Some government officials agree that ACC has done a commendable job without fear and favour.  Many Bhutanese, especially those in the lower income group suggested that they need people like Dasho Neten to spearhead in curbing corruption in the country.

A Kuensel online poll on how effective the ACC was is combating corruption showed that out of 474 people who voted, 46 percent said satisfactory, 34 percent said it was effective while 91 or 19 percent voted poor.

As ACC celebrated its ninth foundation day yesterday, they also highlighted significant achievements made to date.

In June 2006, ACC initiated its first investigation on procurement in the college of natural resources in Lobesa and imposed administrative sanctions. After two months ACC also investigated illegal transfer of rural land in Gelephu where a district judge and bench clerk were involved. They were convicted and land restituted to the state.
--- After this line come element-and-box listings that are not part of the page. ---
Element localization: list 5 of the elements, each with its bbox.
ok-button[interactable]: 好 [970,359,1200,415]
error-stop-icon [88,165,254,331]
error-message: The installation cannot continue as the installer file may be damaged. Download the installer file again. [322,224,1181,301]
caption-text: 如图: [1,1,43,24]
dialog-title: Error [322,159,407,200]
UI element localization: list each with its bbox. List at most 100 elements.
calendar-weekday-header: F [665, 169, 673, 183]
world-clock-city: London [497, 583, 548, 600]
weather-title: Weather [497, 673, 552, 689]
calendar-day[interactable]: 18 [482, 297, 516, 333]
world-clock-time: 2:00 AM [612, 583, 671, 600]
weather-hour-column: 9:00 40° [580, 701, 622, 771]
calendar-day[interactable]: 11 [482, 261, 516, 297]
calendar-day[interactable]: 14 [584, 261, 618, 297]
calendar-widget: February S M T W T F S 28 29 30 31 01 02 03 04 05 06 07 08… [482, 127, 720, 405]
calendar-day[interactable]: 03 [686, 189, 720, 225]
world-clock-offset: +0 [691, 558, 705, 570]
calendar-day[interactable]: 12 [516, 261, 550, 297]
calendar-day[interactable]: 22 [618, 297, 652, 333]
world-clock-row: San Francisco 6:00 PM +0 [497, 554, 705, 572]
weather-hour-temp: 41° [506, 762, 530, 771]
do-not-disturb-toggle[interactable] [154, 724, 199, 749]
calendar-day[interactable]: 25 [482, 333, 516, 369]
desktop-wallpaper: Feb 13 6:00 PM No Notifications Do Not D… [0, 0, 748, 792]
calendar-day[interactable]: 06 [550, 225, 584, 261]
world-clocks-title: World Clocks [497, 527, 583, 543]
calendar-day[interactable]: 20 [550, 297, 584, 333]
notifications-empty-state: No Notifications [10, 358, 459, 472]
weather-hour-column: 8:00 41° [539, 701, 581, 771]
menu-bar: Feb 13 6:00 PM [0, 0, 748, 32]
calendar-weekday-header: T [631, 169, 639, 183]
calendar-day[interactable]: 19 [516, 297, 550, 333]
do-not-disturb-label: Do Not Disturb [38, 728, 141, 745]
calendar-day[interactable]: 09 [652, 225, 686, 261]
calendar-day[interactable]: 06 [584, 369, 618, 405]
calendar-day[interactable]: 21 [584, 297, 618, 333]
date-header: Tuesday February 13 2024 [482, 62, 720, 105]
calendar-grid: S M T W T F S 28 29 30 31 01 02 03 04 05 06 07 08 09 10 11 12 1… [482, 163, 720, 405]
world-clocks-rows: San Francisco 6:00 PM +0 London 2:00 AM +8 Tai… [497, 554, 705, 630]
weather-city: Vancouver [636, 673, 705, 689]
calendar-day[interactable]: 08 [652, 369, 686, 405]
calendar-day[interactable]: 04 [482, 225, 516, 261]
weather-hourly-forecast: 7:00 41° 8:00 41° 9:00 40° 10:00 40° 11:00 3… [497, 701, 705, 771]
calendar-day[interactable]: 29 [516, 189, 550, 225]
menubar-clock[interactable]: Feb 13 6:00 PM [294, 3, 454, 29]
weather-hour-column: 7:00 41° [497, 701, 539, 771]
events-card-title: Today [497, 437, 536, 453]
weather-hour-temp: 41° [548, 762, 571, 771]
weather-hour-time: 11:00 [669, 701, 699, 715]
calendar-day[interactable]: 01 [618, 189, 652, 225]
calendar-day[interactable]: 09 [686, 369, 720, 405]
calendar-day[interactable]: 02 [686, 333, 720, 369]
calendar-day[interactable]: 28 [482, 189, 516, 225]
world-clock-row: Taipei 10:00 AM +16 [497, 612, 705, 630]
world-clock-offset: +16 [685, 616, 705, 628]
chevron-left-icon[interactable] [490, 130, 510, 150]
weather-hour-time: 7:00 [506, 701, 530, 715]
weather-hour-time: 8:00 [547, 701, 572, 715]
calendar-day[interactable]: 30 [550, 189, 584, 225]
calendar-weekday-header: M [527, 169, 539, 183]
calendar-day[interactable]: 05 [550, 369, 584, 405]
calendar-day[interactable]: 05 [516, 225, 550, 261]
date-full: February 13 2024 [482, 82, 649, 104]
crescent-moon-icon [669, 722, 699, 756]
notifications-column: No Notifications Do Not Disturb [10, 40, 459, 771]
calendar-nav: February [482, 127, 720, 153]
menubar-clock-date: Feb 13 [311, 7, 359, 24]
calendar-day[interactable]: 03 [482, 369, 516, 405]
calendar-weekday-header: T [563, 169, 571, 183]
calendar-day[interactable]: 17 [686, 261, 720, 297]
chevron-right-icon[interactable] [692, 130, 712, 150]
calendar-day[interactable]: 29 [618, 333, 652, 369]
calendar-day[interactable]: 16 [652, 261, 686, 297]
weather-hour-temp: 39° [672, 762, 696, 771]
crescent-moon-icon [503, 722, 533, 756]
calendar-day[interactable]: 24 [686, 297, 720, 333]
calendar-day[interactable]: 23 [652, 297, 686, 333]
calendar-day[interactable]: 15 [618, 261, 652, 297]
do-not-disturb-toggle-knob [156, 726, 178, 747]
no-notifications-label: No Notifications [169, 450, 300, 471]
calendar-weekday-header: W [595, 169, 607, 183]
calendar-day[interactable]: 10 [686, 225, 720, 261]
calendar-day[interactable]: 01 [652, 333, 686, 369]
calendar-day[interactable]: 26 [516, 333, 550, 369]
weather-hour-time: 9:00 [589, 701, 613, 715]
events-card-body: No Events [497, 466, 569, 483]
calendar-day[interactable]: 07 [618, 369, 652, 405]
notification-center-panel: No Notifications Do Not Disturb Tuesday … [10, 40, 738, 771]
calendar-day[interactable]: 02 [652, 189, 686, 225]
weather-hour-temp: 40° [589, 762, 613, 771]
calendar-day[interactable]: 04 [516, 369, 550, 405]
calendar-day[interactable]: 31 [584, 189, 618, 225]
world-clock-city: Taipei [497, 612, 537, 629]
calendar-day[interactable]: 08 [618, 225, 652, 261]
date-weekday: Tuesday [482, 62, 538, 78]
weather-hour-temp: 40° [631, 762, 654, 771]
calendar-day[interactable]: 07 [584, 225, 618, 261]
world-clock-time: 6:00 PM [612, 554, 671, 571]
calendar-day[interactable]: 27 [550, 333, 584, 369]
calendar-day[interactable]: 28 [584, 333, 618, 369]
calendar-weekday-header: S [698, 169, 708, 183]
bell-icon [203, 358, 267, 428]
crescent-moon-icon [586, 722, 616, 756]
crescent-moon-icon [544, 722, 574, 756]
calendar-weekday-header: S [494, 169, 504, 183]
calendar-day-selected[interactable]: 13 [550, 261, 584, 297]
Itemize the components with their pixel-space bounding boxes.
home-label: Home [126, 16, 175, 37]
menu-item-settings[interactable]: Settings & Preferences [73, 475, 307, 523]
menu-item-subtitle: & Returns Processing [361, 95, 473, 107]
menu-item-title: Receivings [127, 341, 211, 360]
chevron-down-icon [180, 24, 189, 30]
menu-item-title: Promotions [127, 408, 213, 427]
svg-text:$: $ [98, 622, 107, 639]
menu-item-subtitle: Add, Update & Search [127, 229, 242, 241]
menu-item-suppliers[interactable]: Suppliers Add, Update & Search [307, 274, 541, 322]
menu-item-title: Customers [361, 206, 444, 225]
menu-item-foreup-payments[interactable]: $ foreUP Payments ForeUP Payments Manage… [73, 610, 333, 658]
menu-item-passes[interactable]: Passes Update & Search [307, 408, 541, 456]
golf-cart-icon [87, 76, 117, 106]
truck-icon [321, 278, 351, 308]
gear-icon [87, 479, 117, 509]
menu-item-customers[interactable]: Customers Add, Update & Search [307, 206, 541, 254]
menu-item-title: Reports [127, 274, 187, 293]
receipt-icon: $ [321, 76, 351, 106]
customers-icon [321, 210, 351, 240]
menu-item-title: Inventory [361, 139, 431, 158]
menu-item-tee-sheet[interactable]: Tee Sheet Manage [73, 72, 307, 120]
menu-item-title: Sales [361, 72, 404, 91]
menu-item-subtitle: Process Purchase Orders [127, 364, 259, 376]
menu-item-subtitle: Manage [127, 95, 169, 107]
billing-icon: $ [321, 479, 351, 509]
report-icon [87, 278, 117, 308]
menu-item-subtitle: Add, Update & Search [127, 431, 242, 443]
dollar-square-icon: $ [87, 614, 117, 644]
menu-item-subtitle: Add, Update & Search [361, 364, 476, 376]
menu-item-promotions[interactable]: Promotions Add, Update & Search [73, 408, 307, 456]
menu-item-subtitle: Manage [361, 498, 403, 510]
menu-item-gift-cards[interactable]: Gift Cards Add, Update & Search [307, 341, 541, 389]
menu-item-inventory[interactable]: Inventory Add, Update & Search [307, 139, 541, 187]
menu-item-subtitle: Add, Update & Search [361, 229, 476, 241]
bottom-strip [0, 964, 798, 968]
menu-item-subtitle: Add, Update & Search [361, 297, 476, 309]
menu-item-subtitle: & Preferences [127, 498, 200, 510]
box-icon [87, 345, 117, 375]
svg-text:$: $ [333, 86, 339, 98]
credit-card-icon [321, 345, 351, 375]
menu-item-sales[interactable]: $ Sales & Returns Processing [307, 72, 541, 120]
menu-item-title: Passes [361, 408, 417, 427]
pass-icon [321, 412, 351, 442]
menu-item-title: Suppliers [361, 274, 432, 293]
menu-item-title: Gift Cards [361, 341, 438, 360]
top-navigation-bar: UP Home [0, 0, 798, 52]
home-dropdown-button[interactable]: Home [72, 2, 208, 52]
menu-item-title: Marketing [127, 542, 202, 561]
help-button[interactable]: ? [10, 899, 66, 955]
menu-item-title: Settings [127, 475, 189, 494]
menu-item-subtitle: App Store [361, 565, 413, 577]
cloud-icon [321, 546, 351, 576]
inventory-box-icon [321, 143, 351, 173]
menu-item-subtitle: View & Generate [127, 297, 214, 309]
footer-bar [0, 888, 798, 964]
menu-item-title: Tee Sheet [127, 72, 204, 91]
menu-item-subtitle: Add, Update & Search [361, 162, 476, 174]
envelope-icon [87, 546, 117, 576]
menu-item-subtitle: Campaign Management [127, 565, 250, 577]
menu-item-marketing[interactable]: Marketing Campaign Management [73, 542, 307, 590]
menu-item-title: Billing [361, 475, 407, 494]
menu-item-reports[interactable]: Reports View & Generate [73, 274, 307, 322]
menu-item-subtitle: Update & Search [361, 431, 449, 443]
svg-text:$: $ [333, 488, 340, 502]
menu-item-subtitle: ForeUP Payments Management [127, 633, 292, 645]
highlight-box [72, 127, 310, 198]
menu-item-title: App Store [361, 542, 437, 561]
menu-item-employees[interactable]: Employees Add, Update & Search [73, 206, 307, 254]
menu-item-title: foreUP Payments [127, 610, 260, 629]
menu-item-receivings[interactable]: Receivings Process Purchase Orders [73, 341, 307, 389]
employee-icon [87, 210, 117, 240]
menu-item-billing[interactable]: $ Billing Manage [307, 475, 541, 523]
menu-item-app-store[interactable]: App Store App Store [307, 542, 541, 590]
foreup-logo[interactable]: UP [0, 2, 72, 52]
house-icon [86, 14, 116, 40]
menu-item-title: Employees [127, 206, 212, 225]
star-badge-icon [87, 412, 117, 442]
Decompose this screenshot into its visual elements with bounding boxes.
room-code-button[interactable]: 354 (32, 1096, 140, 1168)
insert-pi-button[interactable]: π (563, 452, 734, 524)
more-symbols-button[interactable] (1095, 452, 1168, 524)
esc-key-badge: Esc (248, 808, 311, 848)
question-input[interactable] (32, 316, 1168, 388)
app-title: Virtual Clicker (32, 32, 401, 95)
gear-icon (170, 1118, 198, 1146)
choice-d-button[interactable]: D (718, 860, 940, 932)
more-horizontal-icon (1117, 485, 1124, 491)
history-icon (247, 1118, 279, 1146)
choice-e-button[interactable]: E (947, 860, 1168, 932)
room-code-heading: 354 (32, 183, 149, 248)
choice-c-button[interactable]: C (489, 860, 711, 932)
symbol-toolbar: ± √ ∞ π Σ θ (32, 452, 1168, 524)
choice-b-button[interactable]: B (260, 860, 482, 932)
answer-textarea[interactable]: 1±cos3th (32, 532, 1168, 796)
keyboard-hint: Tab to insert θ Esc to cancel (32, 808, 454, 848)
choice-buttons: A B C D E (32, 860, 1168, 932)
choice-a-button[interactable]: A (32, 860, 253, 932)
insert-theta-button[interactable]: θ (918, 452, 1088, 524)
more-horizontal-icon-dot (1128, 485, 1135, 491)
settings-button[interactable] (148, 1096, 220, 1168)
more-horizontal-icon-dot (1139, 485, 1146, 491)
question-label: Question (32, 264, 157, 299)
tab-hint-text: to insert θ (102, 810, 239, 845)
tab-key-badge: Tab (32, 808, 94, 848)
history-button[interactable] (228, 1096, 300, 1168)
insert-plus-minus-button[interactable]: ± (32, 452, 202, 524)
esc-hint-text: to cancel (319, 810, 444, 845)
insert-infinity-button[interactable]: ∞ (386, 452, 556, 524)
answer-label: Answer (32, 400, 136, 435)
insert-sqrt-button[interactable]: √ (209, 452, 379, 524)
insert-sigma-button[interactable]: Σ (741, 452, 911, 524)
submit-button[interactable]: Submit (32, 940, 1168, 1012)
In September 2006, ACC initiated investigation on urban land under Thimphu City Corporation. Officials were convicted and land restituted to the state and legitimate owners.

Major investigation in the Samtse mining industry got officials and businessmen convicted and millions of Ngultrums was restituted to the government exchequer.

In 2009, investigation into health procurement and referral of patients began and some health officials were brought to task. ACC also investigated a hydropower project involving Indian deputationists in March 2010 who were later convicted in the court.

In April 2011, ACC investigated road network project of Trongsa-Gelephu highway funded by ADB and convicted project officials for accepting bribe.

On the direction of the previous government, ACC investigated Gyalpoizhing land allotment case and prosecuted former speaker and former home minister along with 13 committee members in 2012.

ACC also investigated the Lhakhang Karpo reconstruction project and the case is now with the Office of the Attorney General. The highlights of the cases in 2014 were illegal transition of land involving former Chang Gup Naku and former land registration director Tshewang Gyeltshen. The investigation on alleged transaction of land is still on going.  ACC is also preparing an investigation report on Gelephu Dunpa’s case.

ACC commissioner Kesang Jamtsho said the main challenge facing ACC today is the shortage of human resource. “That’s why ACC is able to take up only about 15 to 20 cases a year,” he told Kuensel.